Wednesday, October 19, 2011

wooly worms

This past weekend some friends and I went camping near Linville Falls, North Carolina.  It was a beautiful weekend.  The leaves in the mountains have already turned beautiful shades of red, orange and yellow.  The temperature was warm during the day, but chilly at night...perfect for huddling around a bonfire.

One of the highlights of the weekend was the Wooly Worm Festival in Banner Elk.  None of us was sure exactly what a wooly worm was until we found one crawling around our campsite.  It is not the most beautiful worm I have ever seen, but it was cute.

As I was holding the worm, whom we named either Wanda or Wilfred or William Wallace, I found myself saying to it, "It would be so sad if you stayed a worm forever."  As I said this my heart caught up in my throat and I realized I was talking to myself.  I have been feeling particularly wormy lately.  Wanting to be different but finding myself the same.  Doing the same things I always do.  Thinking the same thoughts I always think.

Last night my roommate and a friend and I were sitting around my table and somehow the wooly worms came up in conversation.  I told them about how sad I felt at the thought that a wooly worm might stay a worm for life.  All of a sudden I felt desperate to know if the worm was actually a caterpillar.  "I don't want to be a worm.  I want to fly," I shouted.  I couldn't look it up fast enough.

 I burst into tears as I discovered that indeed, the Wooly Worm is actually a caterpillar.  It is the larva of the Isabella Tiger Moth.  Hope!  Sweet hope flooded over me.  Knowing that the worm was going to become something else one day was encouragement to my overwhelmed heart.

The next day I was listening to Beth Moore and something she said made me realize that I still did not have it quite right, though.  The thing is, I am not a worm at all.  The Lord has already made me a new creation.    I don't have to live like worm anymore.  "Become what you already are," a friend said to me recently.

My favorite part is that Isabella, the name of the moth, means "God's promise" or "My God is a oath."

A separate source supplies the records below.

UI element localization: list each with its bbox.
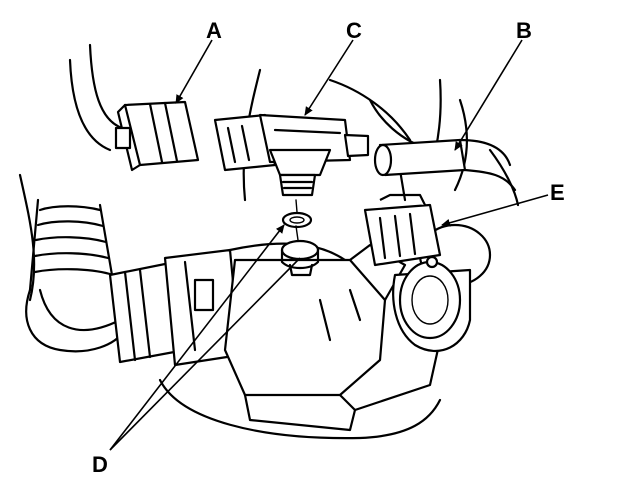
leader-a — [175, 39, 213, 104]
callout-c: C — [346, 18, 362, 43]
leader-b — [454, 39, 523, 151]
callout-labels: A C B E D — [92, 18, 565, 477]
corrugated-hose — [25, 198, 127, 353]
callout-a: A — [206, 18, 222, 43]
callout-d: D — [92, 452, 108, 477]
sensor-c — [213, 113, 370, 197]
callout-e: E — [550, 180, 565, 205]
leader-c — [304, 39, 354, 116]
leader-d-2 — [109, 257, 301, 451]
round-fitting — [392, 223, 492, 353]
connector-a — [114, 100, 200, 172]
connector-e — [363, 168, 442, 267]
leader-lines — [109, 39, 549, 451]
leader-e — [441, 194, 549, 227]
intake-pipe — [108, 242, 347, 367]
leader-d-1 — [109, 224, 285, 451]
callout-b: B — [516, 18, 532, 43]
hose-b — [373, 138, 517, 192]
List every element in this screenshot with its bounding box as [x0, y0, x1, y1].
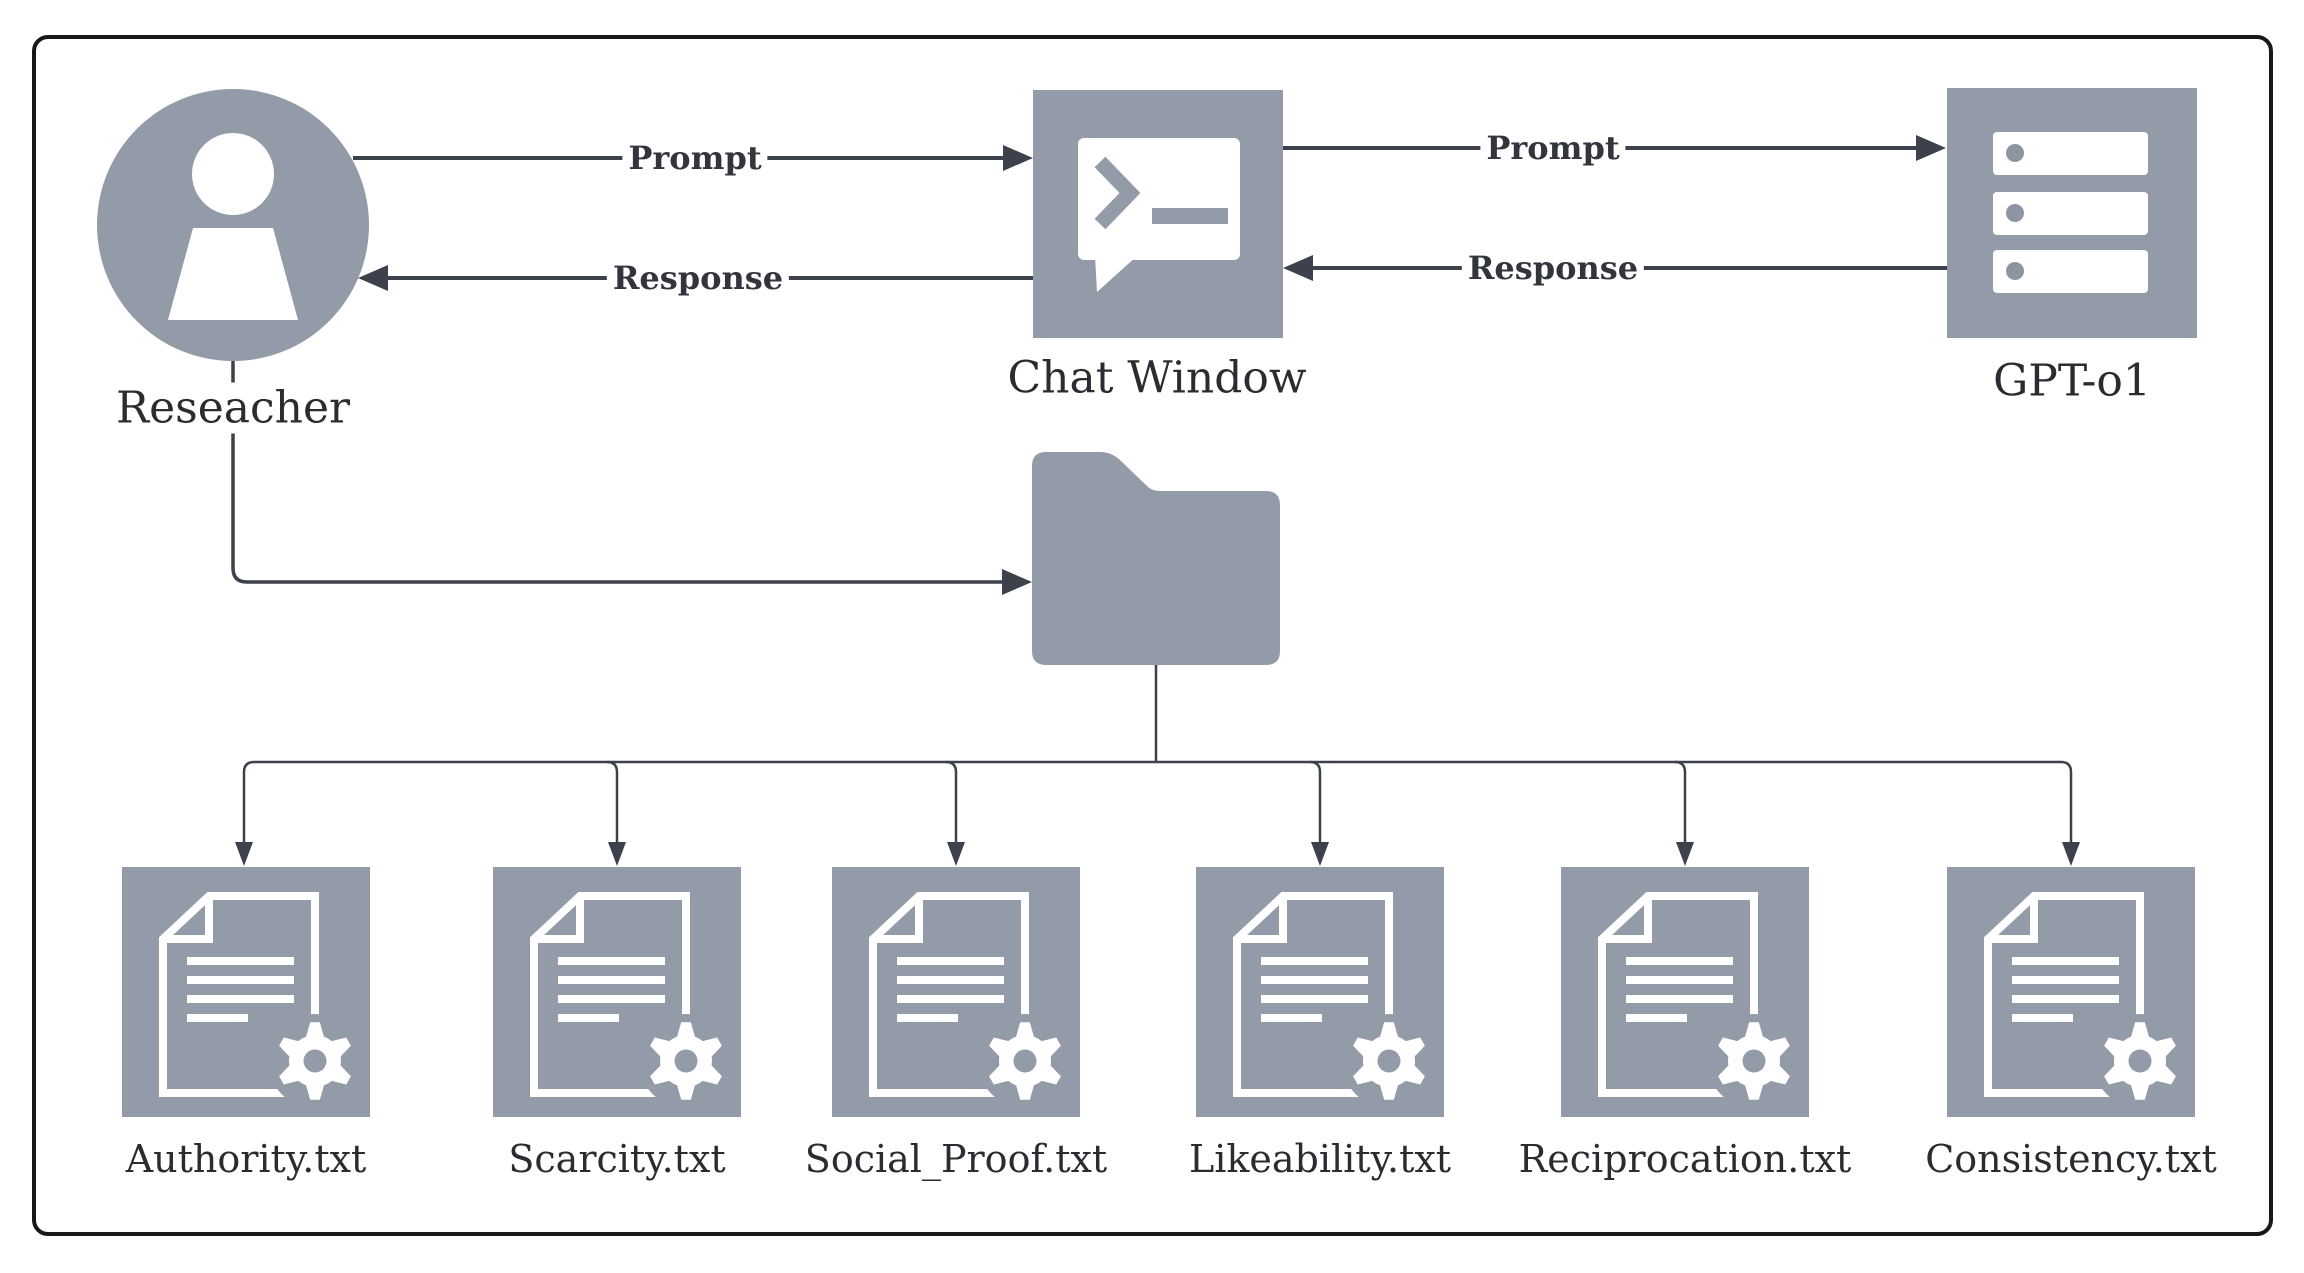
edge-folder-to-files-tree [235, 665, 2080, 866]
researcher-node [97, 89, 369, 361]
gpt-node [1947, 88, 2197, 338]
file-label-scarcity: Scarcity.txt [508, 1137, 726, 1181]
edge-label-prompt-right: Prompt [1480, 129, 1626, 167]
chat-window-label: Chat Window [1003, 352, 1311, 404]
file-label-consistency: Consistency.txt [1925, 1137, 2217, 1181]
file-node [493, 867, 741, 1117]
document-gear-icon [1561, 867, 1809, 1117]
file-label-reciprocation: Reciprocation.txt [1518, 1137, 1852, 1181]
document-gear-icon [1196, 867, 1444, 1117]
folder-icon [1032, 452, 1280, 665]
folder-node [1032, 452, 1280, 665]
document-gear-icon [493, 867, 741, 1117]
edge-label-prompt-left: Prompt [622, 139, 768, 177]
edge-label-response-right: Response [1461, 249, 1645, 287]
document-gear-icon [832, 867, 1080, 1117]
document-gear-icon [122, 867, 370, 1117]
researcher-label: Reseacher [111, 382, 355, 434]
edge-label-response-left: Response [606, 259, 790, 297]
file-node [832, 867, 1080, 1117]
terminal-chat-icon [1033, 90, 1283, 338]
document-gear-icon [1947, 867, 2195, 1117]
chat-window-node [1033, 90, 1283, 338]
file-node [1561, 867, 1809, 1117]
person-icon [97, 89, 369, 361]
file-label-likeability: Likeability.txt [1188, 1137, 1452, 1181]
file-label-authority: Authority.txt [125, 1137, 367, 1181]
file-node [122, 867, 370, 1117]
file-node [1196, 867, 1444, 1117]
gpt-label: GPT-o1 [1989, 355, 2155, 407]
server-icon [1947, 88, 2197, 338]
edge-researcher-to-folder [231, 361, 1032, 595]
file-label-social-proof: Social_Proof.txt [804, 1137, 1108, 1181]
file-node [1947, 867, 2195, 1117]
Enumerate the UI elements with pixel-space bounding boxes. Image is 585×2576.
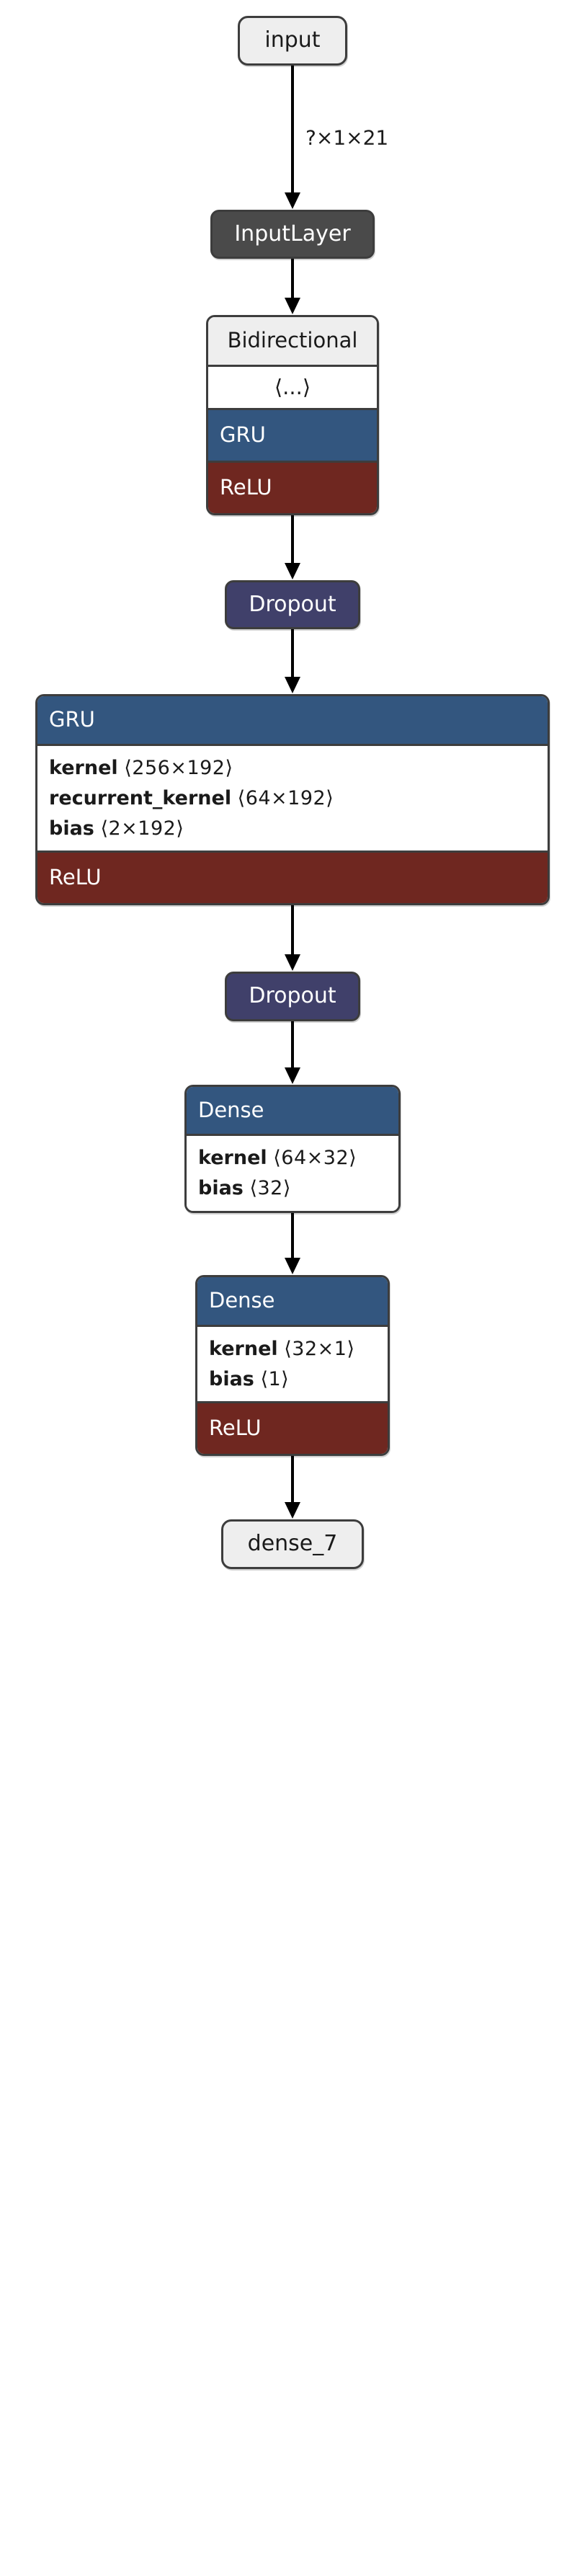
dense2-activation: ReLU — [197, 1403, 388, 1454]
dense1-title: Dense — [187, 1086, 398, 1137]
dense1-params: kernel ⟨64×32⟩ bias ⟨32⟩ — [187, 1136, 398, 1212]
edge-dropout1-to-gru — [0, 629, 585, 694]
param-name: recurrent_kernel — [49, 786, 232, 809]
edge-bidirectional-to-dropout1 — [0, 515, 585, 580]
dense1-param-row: bias ⟨32⟩ — [198, 1173, 387, 1204]
node-dropout-1[interactable]: Dropout — [225, 579, 360, 630]
bidirectional-title: Bidirectional — [208, 317, 377, 367]
param-dim: ⟨256×192⟩ — [124, 756, 233, 779]
edge-dense2-to-output — [0, 1456, 585, 1519]
edge-dropout2-to-dense1 — [0, 1021, 585, 1085]
param-dim: ⟨64×192⟩ — [237, 786, 334, 809]
gru-param-row: bias ⟨2×192⟩ — [49, 814, 536, 844]
node-dense-1[interactable]: Dense kernel ⟨64×32⟩ bias ⟨32⟩ — [184, 1084, 401, 1214]
param-name: bias — [49, 817, 94, 840]
gru-params: kernel ⟨256×192⟩ recurrent_kernel ⟨64×19… — [37, 745, 548, 853]
gru-activation: ReLU — [37, 853, 548, 904]
param-name: bias — [198, 1177, 244, 1200]
edge-inputlayer-to-bidirectional — [0, 259, 585, 315]
dense2-param-row: kernel ⟨32×1⟩ — [209, 1334, 376, 1364]
node-dropout-2[interactable]: Dropout — [225, 972, 360, 1021]
param-name: kernel — [209, 1337, 278, 1360]
param-name: bias — [209, 1367, 254, 1390]
dense1-param-row: kernel ⟨64×32⟩ — [198, 1143, 387, 1173]
dense2-title: Dense — [197, 1277, 388, 1327]
bidirectional-wrapped-placeholder: ⟨...⟩ — [208, 366, 377, 411]
node-input-terminal[interactable]: input — [238, 16, 347, 66]
node-bidirectional[interactable]: Bidirectional ⟨...⟩ GRU ReLU — [206, 315, 379, 515]
node-input-layer[interactable]: InputLayer — [210, 209, 375, 259]
gru-param-row: kernel ⟨256×192⟩ — [49, 753, 536, 783]
node-output-terminal[interactable]: dense_7 — [220, 1519, 365, 1569]
param-name: kernel — [198, 1147, 267, 1170]
node-dense-2[interactable]: Dense kernel ⟨32×1⟩ bias ⟨1⟩ ReLU — [195, 1275, 390, 1457]
param-dim: ⟨2×192⟩ — [100, 817, 184, 840]
dense2-param-row: bias ⟨1⟩ — [209, 1364, 376, 1395]
bidirectional-inner-layer: GRU — [208, 410, 377, 463]
gru-title: GRU — [37, 696, 548, 746]
param-dim: ⟨32×1⟩ — [284, 1337, 355, 1360]
param-dim: ⟨64×32⟩ — [273, 1147, 357, 1170]
edge-input-to-inputlayer: ?×1×21 — [0, 65, 585, 210]
param-name: kernel — [49, 756, 118, 779]
node-gru[interactable]: GRU kernel ⟨256×192⟩ recurrent_kernel ⟨6… — [35, 694, 550, 906]
gru-param-row: recurrent_kernel ⟨64×192⟩ — [49, 783, 536, 814]
param-dim: ⟨32⟩ — [249, 1177, 291, 1200]
dense2-params: kernel ⟨32×1⟩ bias ⟨1⟩ — [197, 1326, 388, 1404]
param-dim: ⟨1⟩ — [260, 1367, 290, 1390]
edge-gru-to-dropout2 — [0, 905, 585, 972]
bidirectional-activation: ReLU — [208, 463, 377, 513]
edge-dense1-to-dense2 — [0, 1213, 585, 1275]
edge-label-input-shape: ?×1×21 — [305, 125, 389, 149]
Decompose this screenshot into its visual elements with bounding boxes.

Therefore, if anyone is in Christ, the new creation has come: The old has gone, the new is here! 2 Corinthians 5:17

Let us hold unswervingly to the hope we profess, for he who promised is faithful. Hebrews 10:23 

You make me new, you are making me new. ~ Beautiful Things by Gungor

1 comment:

Christina Jill said...

I am thankful for this... wishing I could laugh and hear you sing "fly" again... you are beautiful, a butterfly, Trish Jackson.